Борис щелчком послал окурок через окно в дождливую ночь.
– Вы подогнали задачку под ответ. Многим хочется верить, что все происходящее – часть одного большого заговора против Украины. Смерть Евгения Кушнарева останется несчастным случаем. Других несчастных случаев никто не допустит. Вы продолжаете делать свою нужную и важную для города работу.
С языка чуть не сорвался вопрос о Каневском, но в последний момент я сдержался.
– Пока все понятно? – поинтересовался Борис.
– Не все. Но вы ведь на своем, не знаю каком, месте только потому и держитесь, чтобы таким, как я, очень многое оставалось непонятным. Скажите хоть, куда едем. Мы ведь выяснили отношения, прояснили ситуацию. Уже можно высаживать пассажира.
Борис хмыкнул.
– Едем мы туда, куда и собирались, Руслан. К Марине. Мы приглашаем вас на поздний ужин.
ХАРЬКОВСКАЯ РЕСПУБЛИКА
(версия третья)
Крым – Киев – Харьков, осень 2007 года
1
Когда первый спецназовец врезался в толпу, рассекая ее пополам, крики на мгновение стихли.
До последнего момента люди, собравшиеся на Советской площади, не верили, что появится милицейское спецподразделение. В Симферополе уже привыкли к усиленным нарядам патрулей, которые появляются на каждом митинге. Милиция обычно редко вмешивалась, чаще всего просто стояла, демонстрируя соблюдение законности и, значит, делая невозможным факты ее прямого нарушения. Активизировались стражи порядка разве что с появлением украинских националистов в вышитых сорочках, которых, как считали коренные крымчане, здесь отродясь не носили. Те, у кого сорочек не было, подчеркивали свою национальную и политическую ориентацию, повязав вокруг шей или на рукавах оранжевые платки и ленточки.
«Оранжевых» в Крыму не очень любили. Можно даже сказать – совсем не любили. И сотрудники милиции исключением не были. Здесь скорее заступятся за татарина, к которому прицепились пьяные или обкуренные парни, называющие себя потомками русских царей, победивших Золотую Орду. Были такие случаи, еще газеты писали: крымские правоохранители ведут успешную борьбу с проявлениями расовой и национальной нетерпимости.
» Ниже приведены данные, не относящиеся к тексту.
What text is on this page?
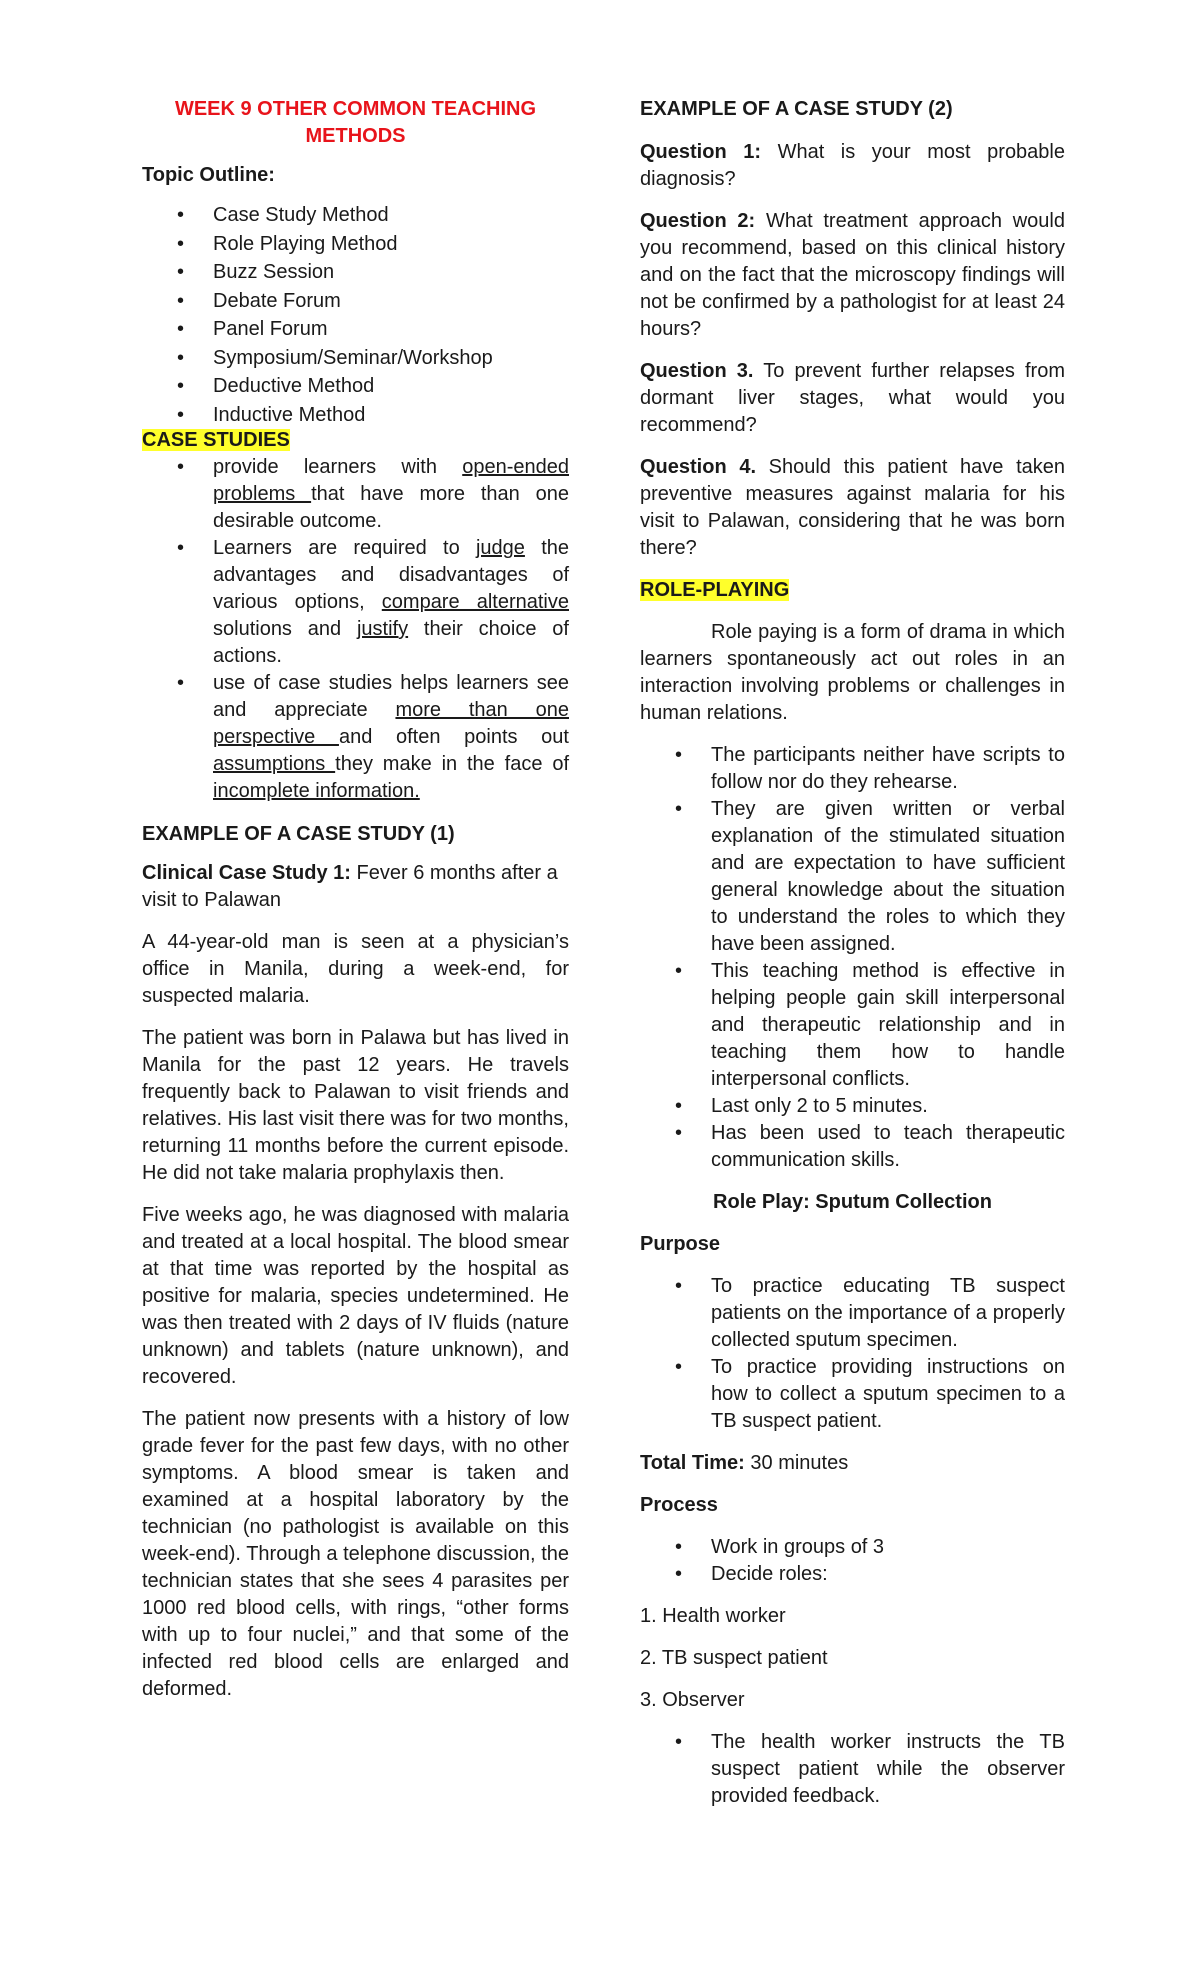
WEEK 9 OTHER COMMON TEACHING
METHODS
Topic Outline:
• Case Study Method
• Role Playing Method
• Buzz Session
• Debate Forum
• Panel Forum
• Symposium/Seminar/Workshop
• Deductive Method
• Inductive Method
CASE STUDIES
• provide learners with open-ended problems that have more than one desirable outcome.
• Learners are required to judge the advantages and disadvantages of various options, compare alternative solutions and justify their choice of actions.
• use of case studies helps learners see and appreciate more than one perspective and often points out assumptions they make in the face of incomplete information.
EXAMPLE OF A CASE STUDY (1)

Clinical Case Study 1: Fever 6 months after a visit to Palawan

A 44-year-old man is seen at a physician’s office in Manila, during a week-end, for suspected malaria.

The patient was born in Palawa but has lived in Manila for the past 12 years. He travels frequently back to Palawan to visit friends and relatives. His last visit there was for two months, returning 11 months before the current episode. He did not take malaria prophylaxis then.

Five weeks ago, he was diagnosed with malaria and treated at a local hospital. The blood smear at that time was reported by the hospital as positive for malaria, species undetermined. He was then treated with 2 days of IV fluids (nature unknown) and tablets (nature unknown), and recovered.

The patient now presents with a history of low grade fever for the past few days, with no other symptoms. A blood smear is taken and examined at a hospital laboratory by the technician (no pathologist is available on this week-end). Through a telephone discussion, the technician states that she sees 4 parasites per 1000 red blood cells, with rings, “other forms with up to four nuclei,” and that some of the infected red blood cells are enlarged and deformed.

EXAMPLE OF A CASE STUDY (2)

Question 1: What is your most probable diagnosis?

Question 2: What treatment approach would you recommend, based on this clinical history and on the fact that the microscopy findings will not be confirmed by a pathologist for at least 24 hours?

Question 3. To prevent further relapses from dormant liver stages, what would you recommend?

Question 4. Should this patient have taken preventive measures against malaria for his visit to Palawan, considering that he was born there?

ROLE-PLAYING

Role paying is a form of drama in which learners spontaneously act out roles in an interaction involving problems or challenges in human relations.

• The participants neither have scripts to follow nor do they rehearse.
• They are given written or verbal explanation of the stimulated situation and are expectation to have sufficient general knowledge about the situation to understand the roles to which they have been assigned.
• This teaching method is effective in helping people gain skill interpersonal and therapeutic relationship and in teaching them how to handle interpersonal conflicts.
• Last only 2 to 5 minutes.
• Has been used to teach therapeutic communication skills.

Role Play: Sputum Collection

Purpose

• To practice educating TB suspect patients on the importance of a properly collected sputum specimen.
• To practice providing instructions on how to collect a sputum specimen to a TB suspect patient.

Total Time: 30 minutes

Process

• Work in groups of 3
• Decide roles:

1. Health worker

2. TB suspect patient

3. Observer

• The health worker instructs the TB suspect patient while the observer provided feedback.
И хотя крымские татары создают определенную проблему для той части населения Крыма, которая считает эти земли исконно русскими, все-таки эти проблемы скорее не политические или там глобально-национальные, а бытовые. Так, во всяком случае, считало большинство славянского населения полуострова. На самом деле многие дружили с татарами, вели вместе бизнес и в какой-то момент переставали замечать, чем Тагир отличается от Коли.
Но когда речь заходила об «оранжевых» националистах, здесь проявлялось поразительное единодушие. Пресса, к примеру, чаще всего приписывала им разжигание межнациональной розни и попытки расколоть Украину. А когда они проводили свои митинги, милиция охотнее задерживала «оранжевых» активистов, нежели каких-либо других. Это потом, в Киеве, пускай кричат, пишут, обвиняют Крым в чем угодно. Главное – показать: проводить здесь, по сути, насильственную украинизацию никто не позволит.
Поэтому люди, пришедшие на самый обычный, отнюдь не «оранжевый» митинг, которых проводилось немало перед перевыборами, бывшими, по сути, теми же надоевшими очевидными выборами, очень удивились, увидев не только патрули, но и спецназовцев в бронежилетах, касках и с дубинками.
Они появились, как только мегафон оказался в руках у Ремизова.
Михаил Ремизов сначала крутился в Партии регионов. По партийным спискам он даже попал в горсовет. Но неожиданно для всех весной этого года, когда президент распустил парламент и началась очередная смута, Ремизов сначала заявил о своем выходе из «родной» партии, а вскоре – о создании собственной политической силы. Политически грамотные люди пытались понять, кто же его финансирует – ведь основать партию на зарплату депутата горсовета нельзя. Тем более что неожиданно для всех Ремизов сложил с себя и депутатские полномочия, заявив: он не желает прикрываться неприкосновенностью в борьбе за дело, которому собирается служить.